IMM-AGE score calculation

Eight immune cell types (total T cells, naive CD4 T cells, effector memory CD4 and CD8 T cells, EMRA CD8 T cells, CD28−ve CD8 T cells, CD57+ve CD8 T cells and regulatory T cells) were selected to generate the IMM-AGE metric, this is a modified profile from the original scoring that had 20 components [24] that we have reported recently [35]. Only samples that did not have missing values that are required for the IMM-AGE flow calculation were used.

RNA isolation and Nanostring nCounter gene expression analysis

Total RNA was isolated from 2 × 106 PBMCs from healthy controls and severe COVID-19 convalescent patients using the RNeasy Mini isolation kit (Qiagen, Germany). RNA concentrations and quality were measured using the Agilent 2100 BioAnalyzer. Gene expression analysis was performed using the Pan-Cancer Immune Profiling Panel from NanoString technologies (NanoString, USA). The panel contains probes for 730 immune-related genes and 40 housekeeping genes, representing 24 different immune cell types and common checkpoint inhibitors, covering both adaptive and innate immune responses.

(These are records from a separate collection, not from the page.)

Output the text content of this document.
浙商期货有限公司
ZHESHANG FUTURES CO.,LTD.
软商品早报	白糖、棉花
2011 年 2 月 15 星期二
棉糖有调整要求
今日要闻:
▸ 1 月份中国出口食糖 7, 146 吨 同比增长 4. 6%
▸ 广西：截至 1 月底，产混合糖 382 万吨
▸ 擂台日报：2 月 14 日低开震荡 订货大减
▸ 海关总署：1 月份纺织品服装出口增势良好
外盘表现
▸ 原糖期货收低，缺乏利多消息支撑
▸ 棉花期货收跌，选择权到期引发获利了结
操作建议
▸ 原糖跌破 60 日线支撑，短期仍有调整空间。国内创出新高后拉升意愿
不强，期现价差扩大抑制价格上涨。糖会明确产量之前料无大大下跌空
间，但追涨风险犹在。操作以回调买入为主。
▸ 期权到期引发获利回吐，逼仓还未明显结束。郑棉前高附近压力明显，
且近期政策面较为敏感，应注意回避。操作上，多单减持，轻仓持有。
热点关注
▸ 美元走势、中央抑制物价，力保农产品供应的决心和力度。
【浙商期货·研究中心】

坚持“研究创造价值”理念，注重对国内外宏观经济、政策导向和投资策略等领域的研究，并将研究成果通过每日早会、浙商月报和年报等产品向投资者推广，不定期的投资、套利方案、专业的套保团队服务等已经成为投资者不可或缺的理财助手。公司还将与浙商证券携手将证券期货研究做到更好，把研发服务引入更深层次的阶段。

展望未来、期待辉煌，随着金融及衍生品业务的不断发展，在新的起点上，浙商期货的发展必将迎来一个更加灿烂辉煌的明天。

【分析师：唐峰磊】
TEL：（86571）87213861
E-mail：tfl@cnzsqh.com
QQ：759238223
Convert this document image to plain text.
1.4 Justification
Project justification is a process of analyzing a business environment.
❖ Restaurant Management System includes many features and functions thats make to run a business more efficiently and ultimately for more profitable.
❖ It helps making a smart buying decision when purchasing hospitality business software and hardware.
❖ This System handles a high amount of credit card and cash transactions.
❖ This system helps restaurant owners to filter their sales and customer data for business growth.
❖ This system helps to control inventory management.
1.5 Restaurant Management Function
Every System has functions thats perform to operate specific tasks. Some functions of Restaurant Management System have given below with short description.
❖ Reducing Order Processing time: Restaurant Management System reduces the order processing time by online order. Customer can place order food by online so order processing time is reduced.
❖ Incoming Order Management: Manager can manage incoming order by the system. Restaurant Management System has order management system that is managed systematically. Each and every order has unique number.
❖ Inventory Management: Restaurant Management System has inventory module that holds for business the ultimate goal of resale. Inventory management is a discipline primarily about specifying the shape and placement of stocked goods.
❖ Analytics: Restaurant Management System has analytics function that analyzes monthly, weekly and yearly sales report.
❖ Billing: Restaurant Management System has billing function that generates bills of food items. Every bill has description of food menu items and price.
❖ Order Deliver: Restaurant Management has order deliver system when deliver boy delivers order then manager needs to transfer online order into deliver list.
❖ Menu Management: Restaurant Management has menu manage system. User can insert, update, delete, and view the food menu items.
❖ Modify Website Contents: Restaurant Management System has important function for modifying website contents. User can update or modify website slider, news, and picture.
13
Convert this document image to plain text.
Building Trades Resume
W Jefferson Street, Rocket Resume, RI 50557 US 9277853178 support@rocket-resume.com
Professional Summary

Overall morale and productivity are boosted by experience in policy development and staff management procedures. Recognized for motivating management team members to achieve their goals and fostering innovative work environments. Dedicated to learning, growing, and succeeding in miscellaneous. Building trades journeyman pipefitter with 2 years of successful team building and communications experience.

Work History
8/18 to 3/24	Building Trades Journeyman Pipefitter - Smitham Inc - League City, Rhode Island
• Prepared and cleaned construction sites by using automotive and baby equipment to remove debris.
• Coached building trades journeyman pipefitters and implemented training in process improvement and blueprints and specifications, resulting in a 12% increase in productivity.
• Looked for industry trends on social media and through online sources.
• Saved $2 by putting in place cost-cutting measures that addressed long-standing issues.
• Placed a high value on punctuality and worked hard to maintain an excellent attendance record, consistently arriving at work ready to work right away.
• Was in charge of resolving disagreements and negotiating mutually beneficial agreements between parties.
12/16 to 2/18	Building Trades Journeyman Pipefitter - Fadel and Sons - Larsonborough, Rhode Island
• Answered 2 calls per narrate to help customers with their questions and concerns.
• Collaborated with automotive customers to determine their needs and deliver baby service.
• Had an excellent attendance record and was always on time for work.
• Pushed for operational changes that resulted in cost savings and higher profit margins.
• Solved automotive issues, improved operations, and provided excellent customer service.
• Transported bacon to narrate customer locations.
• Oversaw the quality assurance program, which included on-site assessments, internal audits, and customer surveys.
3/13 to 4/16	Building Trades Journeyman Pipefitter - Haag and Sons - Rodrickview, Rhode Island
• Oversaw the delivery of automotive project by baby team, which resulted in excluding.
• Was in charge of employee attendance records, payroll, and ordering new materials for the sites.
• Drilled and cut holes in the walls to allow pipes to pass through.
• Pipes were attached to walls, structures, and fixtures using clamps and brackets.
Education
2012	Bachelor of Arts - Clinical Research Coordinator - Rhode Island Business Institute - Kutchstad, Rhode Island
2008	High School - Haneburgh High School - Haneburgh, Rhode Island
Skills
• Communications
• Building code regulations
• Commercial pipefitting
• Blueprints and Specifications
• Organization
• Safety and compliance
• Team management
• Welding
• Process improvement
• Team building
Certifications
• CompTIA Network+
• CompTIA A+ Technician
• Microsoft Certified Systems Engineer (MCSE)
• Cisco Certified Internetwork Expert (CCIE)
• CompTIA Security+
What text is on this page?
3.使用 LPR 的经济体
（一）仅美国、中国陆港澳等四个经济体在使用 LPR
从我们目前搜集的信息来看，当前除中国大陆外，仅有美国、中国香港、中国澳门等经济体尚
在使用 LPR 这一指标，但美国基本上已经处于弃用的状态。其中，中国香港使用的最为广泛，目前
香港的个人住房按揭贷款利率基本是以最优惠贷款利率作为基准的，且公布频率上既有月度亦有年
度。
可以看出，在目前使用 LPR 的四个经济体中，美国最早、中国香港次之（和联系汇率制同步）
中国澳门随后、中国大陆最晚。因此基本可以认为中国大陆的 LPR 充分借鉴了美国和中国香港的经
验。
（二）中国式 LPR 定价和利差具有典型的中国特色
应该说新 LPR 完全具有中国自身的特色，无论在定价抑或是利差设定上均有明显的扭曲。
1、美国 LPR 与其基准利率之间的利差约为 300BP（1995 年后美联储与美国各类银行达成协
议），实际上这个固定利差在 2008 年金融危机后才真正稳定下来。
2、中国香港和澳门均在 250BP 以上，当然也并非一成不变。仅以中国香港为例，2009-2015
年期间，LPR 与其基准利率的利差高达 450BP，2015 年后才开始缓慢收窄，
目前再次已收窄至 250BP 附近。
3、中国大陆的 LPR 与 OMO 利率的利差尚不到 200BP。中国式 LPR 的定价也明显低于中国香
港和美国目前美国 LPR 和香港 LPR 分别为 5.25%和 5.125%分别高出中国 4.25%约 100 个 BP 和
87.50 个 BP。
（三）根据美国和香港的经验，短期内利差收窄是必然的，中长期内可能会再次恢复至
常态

For each sample, 80 ng of total RNA, with a maximum of 7 μL (> 28.6 ng/μL), was used. Hybridisation was performed at 65˚C for 17 h using a SimpliAmp Thermal Cycler (Applied Biosystems, UK). The nCounter Flex system (NanoString, USA) was used for sample preparation. Raw gene counts were normalised using the most stable housekeeping genes from the panel. The background threshold was determined as the average count of the negative controls + 2 standard deviations. Differential expression of genes between PBMC from the two cohorts was tested with Mann–Whitney U tests and Benjamin-Hochberg procedures were used to correct for multiple testing. Differentially expressed (DE) genes were further analysed and all pathway analysis was performed within RStudio. Pathway enrichment analysis was performed on a subset of genes differentially expressed between the healthy volunteer and severe COVID-19 groups. This was done using ReactomePA [72]. The BH false discovery method was used and a p-value cut-off of < 0.05 was set as significant. Entrez gene IDs were obtained using the org.Hs.eg.db annotation package (http://bioconductor.statistik.tu-dortmund.de/packages/3.10/data/annotation/html/org.Hs.eg.db.html).

Statistical analysis

All statistical analyses were performed using GraphPad Prism software version 9.2.0. Data distribution was examined using the Kolmogorov–Smirnov normality test. For normally distributed data, a student t-test, or a one-way ANOVA with Bonferroni multiple comparison post hoc tests were performed where appropriate. Relationships between categorial variables were assessed using a Chi-squared test. Multiple linear regression was performed to test for associations between immune parameters and other variables. The probability value (p-value) of the statistical significance of the test was used as p ≤ 0.05.